I think the advice I would give to young women, choose the man. Do not wait like a mango to be chosen. Figure out if this is a man whose needs you can meet. Do not shout you want a monogamous man and you cannot meet his needs. This requires really studying him. Do you know what he needs beyond sexual needs? (We often use sex to bait men, but cannot keep up with it). If you do not have time for this, look for a divorced man or a much older man. The ones who have gone through someone else’s hands are easier.

The tweet thread had people, both male and female, understanding the “I am with her because of the children, it is you I love!” It actually makes ducking sense.

We did not sign up for this role. No one prepared us for the role of being just a wife, a starter. Not a lover or a soulmate. Just a wife to someone and the mother of his children.

Suddenly he is upbeat, he is listening to music that is strange to you. He has started yoga and cycles in Karura Forest on Sunday mornings. He is different. He is alive. He hates being reminded of where you both started. He wants to live in the now.

You? Well, you want to be part of it but you cannot.
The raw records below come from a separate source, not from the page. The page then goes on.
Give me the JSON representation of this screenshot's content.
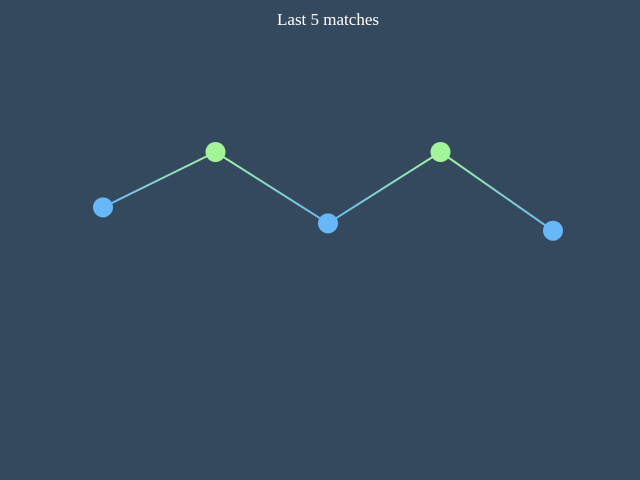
{
  "chart_data": {
    "type": "line",
    "title": "Last 5 matches",
    "x": [
      1,
      2,
      3,
      4,
      5
    ],
    "series": [
      {
        "values": [
          0.55,
          1.0,
          0.42,
          1.0,
          0.36
        ]
      }
    ],
    "ylim": [
      0,
      1
    ],
    "grid": false,
    "colors": {
      "background": "#34495e",
      "high_point": "#a3f59a",
      "low_point": "#67b8f7",
      "title": "#ffffff"
    }
  }
}
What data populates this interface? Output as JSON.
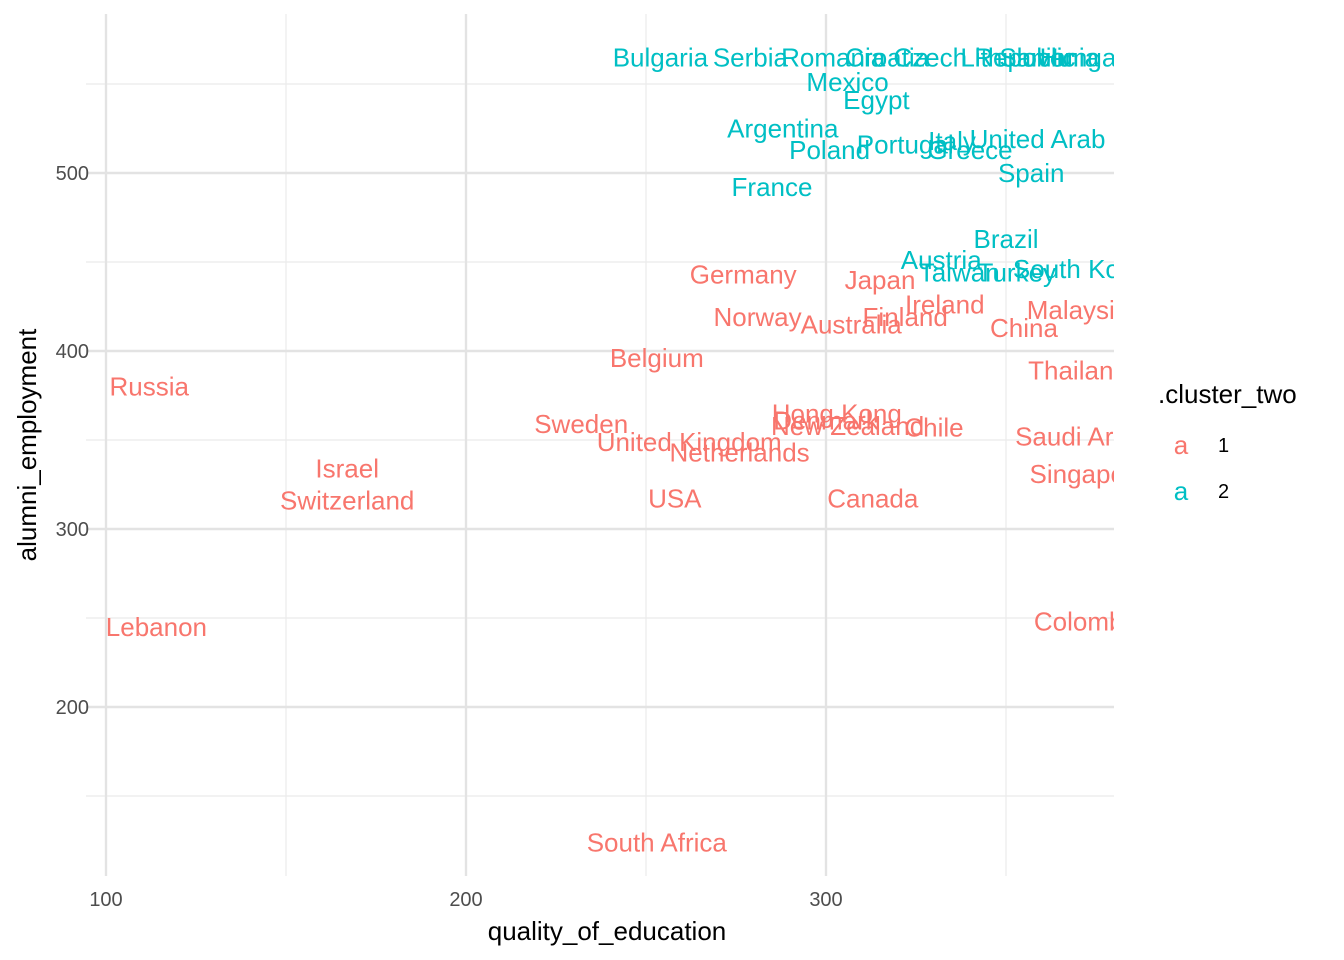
{
  "chart_data": {
    "type": "scatter",
    "title": "",
    "xlabel": "quality_of_education",
    "ylabel": "alumni_employment",
    "xlim": [
      100,
      380
    ],
    "ylim": [
      108,
      565
    ],
    "x_ticks": [
      100,
      200,
      300
    ],
    "y_ticks": [
      200,
      300,
      400,
      500
    ],
    "grid": true,
    "legend": {
      "title": ".cluster_two",
      "position": "right",
      "key_glyph": "a",
      "entries": [
        {
          "label": "1",
          "color": "#F8766D"
        },
        {
          "label": "2",
          "color": "#00BFC4"
        }
      ]
    },
    "series": [
      {
        "name": "1",
        "color": "#F8766D",
        "points": [
          {
            "label": "Russia",
            "x": 112,
            "y": 380
          },
          {
            "label": "Lebanon",
            "x": 114,
            "y": 245
          },
          {
            "label": "Israel",
            "x": 167,
            "y": 334
          },
          {
            "label": "Switzerland",
            "x": 167,
            "y": 316
          },
          {
            "label": "South Africa",
            "x": 253,
            "y": 124
          },
          {
            "label": "Germany",
            "x": 277,
            "y": 443
          },
          {
            "label": "Norway",
            "x": 281,
            "y": 419
          },
          {
            "label": "Australia",
            "x": 307,
            "y": 415
          },
          {
            "label": "Belgium",
            "x": 253,
            "y": 396
          },
          {
            "label": "Sweden",
            "x": 232,
            "y": 359
          },
          {
            "label": "United Kingdom",
            "x": 262,
            "y": 349
          },
          {
            "label": "Netherlands",
            "x": 276,
            "y": 343
          },
          {
            "label": "USA",
            "x": 258,
            "y": 317
          },
          {
            "label": "Canada",
            "x": 313,
            "y": 317
          },
          {
            "label": "Hong Kong",
            "x": 303,
            "y": 365
          },
          {
            "label": "Denmark",
            "x": 300,
            "y": 361
          },
          {
            "label": "New Zealand",
            "x": 306,
            "y": 358
          },
          {
            "label": "Chile",
            "x": 330,
            "y": 357
          },
          {
            "label": "Japan",
            "x": 315,
            "y": 440
          },
          {
            "label": "Finland",
            "x": 322,
            "y": 419
          },
          {
            "label": "Ireland",
            "x": 333,
            "y": 426
          },
          {
            "label": "China",
            "x": 355,
            "y": 413
          },
          {
            "label": "Malaysia",
            "x": 370,
            "y": 423
          },
          {
            "label": "Thailand",
            "x": 370,
            "y": 389
          },
          {
            "label": "Saudi Arabia",
            "x": 373,
            "y": 352
          },
          {
            "label": "Singapore",
            "x": 373,
            "y": 331
          },
          {
            "label": "Colombia",
            "x": 373,
            "y": 248
          }
        ]
      },
      {
        "name": "2",
        "color": "#00BFC4",
        "points": [
          {
            "label": "Bulgaria",
            "x": 254,
            "y": 565
          },
          {
            "label": "Serbia",
            "x": 279,
            "y": 565
          },
          {
            "label": "Romania",
            "x": 302,
            "y": 565
          },
          {
            "label": "Croatia",
            "x": 317,
            "y": 565
          },
          {
            "label": "Czech Republic",
            "x": 344,
            "y": 565
          },
          {
            "label": "Lithuania",
            "x": 352,
            "y": 565
          },
          {
            "label": "Slovenia",
            "x": 362,
            "y": 565
          },
          {
            "label": "Hungary",
            "x": 373,
            "y": 565
          },
          {
            "label": "Mexico",
            "x": 306,
            "y": 551
          },
          {
            "label": "Egypt",
            "x": 314,
            "y": 541
          },
          {
            "label": "Argentina",
            "x": 288,
            "y": 525
          },
          {
            "label": "Poland",
            "x": 301,
            "y": 513
          },
          {
            "label": "Portugal",
            "x": 322,
            "y": 516
          },
          {
            "label": "Italy",
            "x": 335,
            "y": 518
          },
          {
            "label": "Greece",
            "x": 340,
            "y": 513
          },
          {
            "label": "United Arab Emirates",
            "x": 374,
            "y": 519
          },
          {
            "label": "France",
            "x": 285,
            "y": 492
          },
          {
            "label": "Spain",
            "x": 357,
            "y": 500
          },
          {
            "label": "Brazil",
            "x": 350,
            "y": 463
          },
          {
            "label": "Austria",
            "x": 332,
            "y": 451
          },
          {
            "label": "Taiwan",
            "x": 337,
            "y": 444
          },
          {
            "label": "Turkey",
            "x": 353,
            "y": 444
          },
          {
            "label": "South Korea",
            "x": 372,
            "y": 446
          }
        ]
      }
    ]
  }
}
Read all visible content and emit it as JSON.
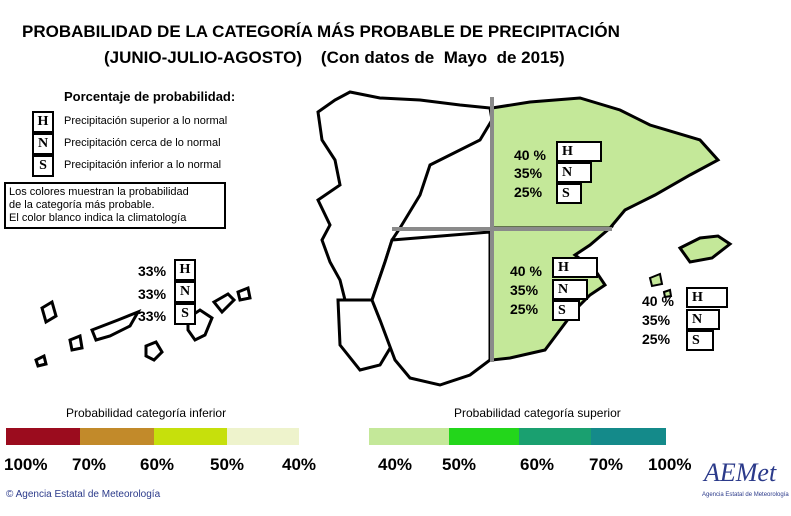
{
  "title": {
    "line1": "PROBABILIDAD DE LA CATEGORÍA MÁS PROBABLE DE PRECIPITACIÓN",
    "line2": "(JUNIO-JULIO-AGOSTO)    (Con datos de  Mayo  de 2015)"
  },
  "legend": {
    "heading": "Porcentaje de probabilidad:",
    "items": [
      {
        "letter": "H",
        "text": "Precipitación superior a lo normal"
      },
      {
        "letter": "N",
        "text": "Precipitación cerca de lo normal"
      },
      {
        "letter": "S",
        "text": "Precipitación inferior a lo normal"
      }
    ],
    "note": [
      "Los colores muestran la probabilidad",
      "de la categoría más probable.",
      "El color blanco indica la climatología"
    ]
  },
  "regions": {
    "canarias": {
      "H": "33%",
      "N": "33%",
      "S": "33%"
    },
    "northeast": {
      "H": "40 %",
      "N": "35%",
      "S": "25%"
    },
    "southeast": {
      "H": "40 %",
      "N": "35%",
      "S": "25%"
    },
    "baleares": {
      "H": "40 %",
      "N": "35%",
      "S": "25%"
    }
  },
  "letters": {
    "H": "H",
    "N": "N",
    "S": "S"
  },
  "colors": {
    "inferior": [
      "#9b0c1e",
      "#c28a2a",
      "#c6e00c",
      "#eef3cc"
    ],
    "superior": [
      "#c4e899",
      "#23d61b",
      "#1aa070",
      "#148a8a"
    ],
    "highlight_region": "#c4e899",
    "grid_line": "#8a8a8a"
  },
  "scale": {
    "inferior_label": "Probabilidad categoría inferior",
    "superior_label": "Probabilidad categoría superior",
    "inferior_ticks": [
      "100%",
      "70%",
      "60%",
      "50%",
      "40%"
    ],
    "superior_ticks": [
      "40%",
      "50%",
      "60%",
      "70%",
      "100%"
    ]
  },
  "footer": {
    "copyright": "© Agencia Estatal de Meteorología",
    "logo_text": "AEMet",
    "logo_sub": "Agencia Estatal de Meteorología"
  }
}
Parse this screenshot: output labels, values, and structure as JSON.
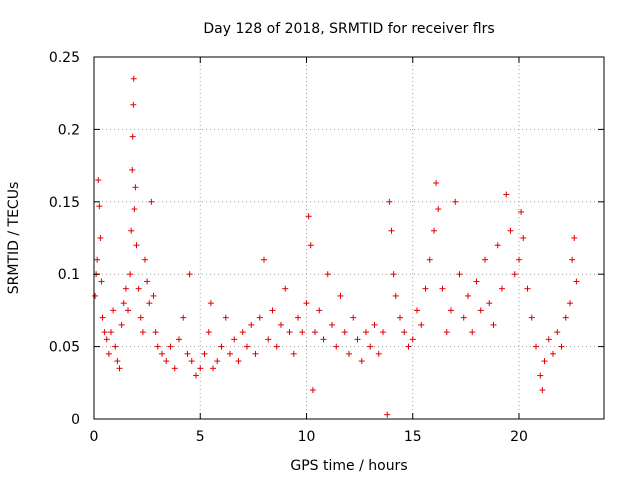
{
  "chart_data": {
    "type": "scatter",
    "title": "Day 128 of 2018, SRMTID for receiver flrs",
    "xlabel": "GPS time / hours",
    "ylabel": "SRMTID / TECUs",
    "xlim": [
      0,
      24
    ],
    "ylim": [
      0,
      0.25
    ],
    "xticks": [
      0,
      5,
      10,
      15,
      20
    ],
    "yticks": [
      0,
      0.05,
      0.1,
      0.15,
      0.2,
      0.25
    ],
    "xtick_labels": [
      "0",
      "5",
      "10",
      "15",
      "20"
    ],
    "ytick_labels": [
      "0",
      "0.05",
      "0.1",
      "0.15",
      "0.2",
      "0.25"
    ],
    "grid": true,
    "marker": "plus",
    "color": "#e00000",
    "series": [
      {
        "name": "SRMTID",
        "points": [
          [
            0.05,
            0.085
          ],
          [
            0.1,
            0.1
          ],
          [
            0.15,
            0.11
          ],
          [
            0.2,
            0.165
          ],
          [
            0.25,
            0.147
          ],
          [
            0.3,
            0.125
          ],
          [
            0.35,
            0.095
          ],
          [
            0.4,
            0.07
          ],
          [
            0.5,
            0.06
          ],
          [
            0.6,
            0.055
          ],
          [
            0.7,
            0.045
          ],
          [
            0.8,
            0.06
          ],
          [
            0.9,
            0.075
          ],
          [
            1.0,
            0.05
          ],
          [
            1.1,
            0.04
          ],
          [
            1.2,
            0.035
          ],
          [
            1.3,
            0.065
          ],
          [
            1.4,
            0.08
          ],
          [
            1.5,
            0.09
          ],
          [
            1.6,
            0.075
          ],
          [
            1.7,
            0.1
          ],
          [
            1.75,
            0.13
          ],
          [
            1.8,
            0.172
          ],
          [
            1.82,
            0.195
          ],
          [
            1.85,
            0.217
          ],
          [
            1.87,
            0.235
          ],
          [
            1.9,
            0.145
          ],
          [
            1.95,
            0.16
          ],
          [
            2.0,
            0.12
          ],
          [
            2.1,
            0.09
          ],
          [
            2.2,
            0.07
          ],
          [
            2.3,
            0.06
          ],
          [
            2.4,
            0.11
          ],
          [
            2.5,
            0.095
          ],
          [
            2.6,
            0.08
          ],
          [
            2.7,
            0.15
          ],
          [
            2.8,
            0.085
          ],
          [
            2.9,
            0.06
          ],
          [
            3.0,
            0.05
          ],
          [
            3.2,
            0.045
          ],
          [
            3.4,
            0.04
          ],
          [
            3.6,
            0.05
          ],
          [
            3.8,
            0.035
          ],
          [
            4.0,
            0.055
          ],
          [
            4.2,
            0.07
          ],
          [
            4.4,
            0.045
          ],
          [
            4.5,
            0.1
          ],
          [
            4.6,
            0.04
          ],
          [
            4.8,
            0.03
          ],
          [
            5.0,
            0.035
          ],
          [
            5.2,
            0.045
          ],
          [
            5.4,
            0.06
          ],
          [
            5.5,
            0.08
          ],
          [
            5.6,
            0.035
          ],
          [
            5.8,
            0.04
          ],
          [
            6.0,
            0.05
          ],
          [
            6.2,
            0.07
          ],
          [
            6.4,
            0.045
          ],
          [
            6.6,
            0.055
          ],
          [
            6.8,
            0.04
          ],
          [
            7.0,
            0.06
          ],
          [
            7.2,
            0.05
          ],
          [
            7.4,
            0.065
          ],
          [
            7.6,
            0.045
          ],
          [
            7.8,
            0.07
          ],
          [
            8.0,
            0.11
          ],
          [
            8.2,
            0.055
          ],
          [
            8.4,
            0.075
          ],
          [
            8.6,
            0.05
          ],
          [
            8.8,
            0.065
          ],
          [
            9.0,
            0.09
          ],
          [
            9.2,
            0.06
          ],
          [
            9.4,
            0.045
          ],
          [
            9.6,
            0.07
          ],
          [
            9.8,
            0.06
          ],
          [
            10.0,
            0.08
          ],
          [
            10.1,
            0.14
          ],
          [
            10.2,
            0.12
          ],
          [
            10.3,
            0.02
          ],
          [
            10.4,
            0.06
          ],
          [
            10.6,
            0.075
          ],
          [
            10.8,
            0.055
          ],
          [
            11.0,
            0.1
          ],
          [
            11.2,
            0.065
          ],
          [
            11.4,
            0.05
          ],
          [
            11.6,
            0.085
          ],
          [
            11.8,
            0.06
          ],
          [
            12.0,
            0.045
          ],
          [
            12.2,
            0.07
          ],
          [
            12.4,
            0.055
          ],
          [
            12.6,
            0.04
          ],
          [
            12.8,
            0.06
          ],
          [
            13.0,
            0.05
          ],
          [
            13.2,
            0.065
          ],
          [
            13.4,
            0.045
          ],
          [
            13.6,
            0.06
          ],
          [
            13.8,
            0.003
          ],
          [
            13.9,
            0.15
          ],
          [
            14.0,
            0.13
          ],
          [
            14.1,
            0.1
          ],
          [
            14.2,
            0.085
          ],
          [
            14.4,
            0.07
          ],
          [
            14.6,
            0.06
          ],
          [
            14.8,
            0.05
          ],
          [
            15.0,
            0.055
          ],
          [
            15.2,
            0.075
          ],
          [
            15.4,
            0.065
          ],
          [
            15.6,
            0.09
          ],
          [
            15.8,
            0.11
          ],
          [
            16.0,
            0.13
          ],
          [
            16.1,
            0.163
          ],
          [
            16.2,
            0.145
          ],
          [
            16.4,
            0.09
          ],
          [
            16.6,
            0.06
          ],
          [
            16.8,
            0.075
          ],
          [
            17.0,
            0.15
          ],
          [
            17.2,
            0.1
          ],
          [
            17.4,
            0.07
          ],
          [
            17.6,
            0.085
          ],
          [
            17.8,
            0.06
          ],
          [
            18.0,
            0.095
          ],
          [
            18.2,
            0.075
          ],
          [
            18.4,
            0.11
          ],
          [
            18.6,
            0.08
          ],
          [
            18.8,
            0.065
          ],
          [
            19.0,
            0.12
          ],
          [
            19.2,
            0.09
          ],
          [
            19.4,
            0.155
          ],
          [
            19.6,
            0.13
          ],
          [
            19.8,
            0.1
          ],
          [
            20.0,
            0.11
          ],
          [
            20.1,
            0.143
          ],
          [
            20.2,
            0.125
          ],
          [
            20.4,
            0.09
          ],
          [
            20.6,
            0.07
          ],
          [
            20.8,
            0.05
          ],
          [
            21.0,
            0.03
          ],
          [
            21.1,
            0.02
          ],
          [
            21.2,
            0.04
          ],
          [
            21.4,
            0.055
          ],
          [
            21.6,
            0.045
          ],
          [
            21.8,
            0.06
          ],
          [
            22.0,
            0.05
          ],
          [
            22.2,
            0.07
          ],
          [
            22.4,
            0.08
          ],
          [
            22.5,
            0.11
          ],
          [
            22.6,
            0.125
          ],
          [
            22.7,
            0.095
          ]
        ]
      }
    ]
  }
}
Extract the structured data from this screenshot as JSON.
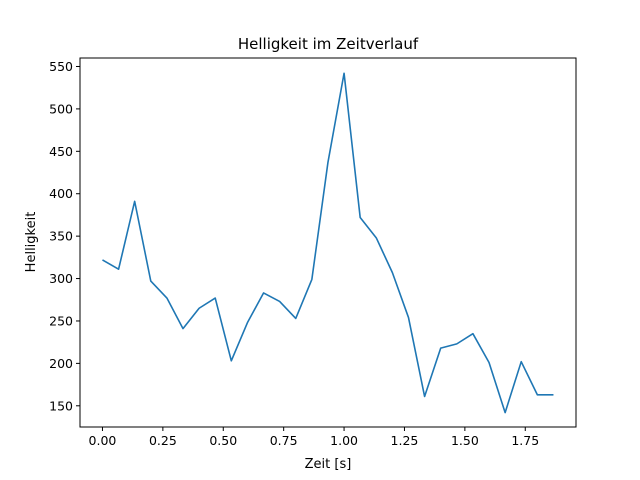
{
  "chart_data": {
    "type": "line",
    "title": "Helligkeit im Zeitverlauf",
    "xlabel": "Zeit [s]",
    "ylabel": "Helligkeit",
    "xlim": [
      -0.093,
      1.96
    ],
    "ylim": [
      125,
      560
    ],
    "xticks": [
      0.0,
      0.25,
      0.5,
      0.75,
      1.0,
      1.25,
      1.5,
      1.75
    ],
    "xtick_labels": [
      "0.00",
      "0.25",
      "0.50",
      "0.75",
      "1.00",
      "1.25",
      "1.50",
      "1.75"
    ],
    "yticks": [
      150,
      200,
      250,
      300,
      350,
      400,
      450,
      500,
      550
    ],
    "ytick_labels": [
      "150",
      "200",
      "250",
      "300",
      "350",
      "400",
      "450",
      "500",
      "550"
    ],
    "grid": false,
    "series": [
      {
        "color": "#1f77b4",
        "x": [
          0.0,
          0.0667,
          0.1333,
          0.2,
          0.2667,
          0.3333,
          0.4,
          0.4667,
          0.5333,
          0.6,
          0.6667,
          0.7333,
          0.8,
          0.8667,
          0.9333,
          1.0,
          1.0667,
          1.1333,
          1.2,
          1.2667,
          1.3333,
          1.4,
          1.4667,
          1.5333,
          1.6,
          1.6667,
          1.7333,
          1.8,
          1.8667
        ],
        "y": [
          322,
          311,
          391,
          297,
          277,
          241,
          265,
          277,
          203,
          248,
          283,
          273,
          253,
          299,
          437,
          542,
          372,
          348,
          307,
          254,
          161,
          218,
          223,
          235,
          201,
          142,
          202,
          163,
          163
        ]
      }
    ]
  }
}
So you start praying. For that Jezebel to die or at least for her legs to fall off. You learn how to squirt and buy cobwebs that are supposed to be lingerie. You go to the gym and eat ice cubes for dinner. You think it is because your body changed. It was never you. You were just never the one.

 

The older generation could accept it. Now it is not too easy to accept. That is why we are not like our mothers and grandmothers.

I look at my three daughters and wonder how I will equip them with the truth without bursting their bubbles. Too much information is not always useful, life requires a certain ignorance to be enjoyed.

I think the advice I would give to young women, choose the man. Do not wait like a mango to be chosen. Figure out if this is a man whose needs you can meet. Do not shout you want a monogamous man and you cannot meet his needs. This requires really studying him. Do you know what he needs beyond sexual needs? (We often use sex to bait men, but cannot keep up with it).

If you do not have time for this, look for a divorced man or a much older man. The ones who have gone through someone else’s hands are easier.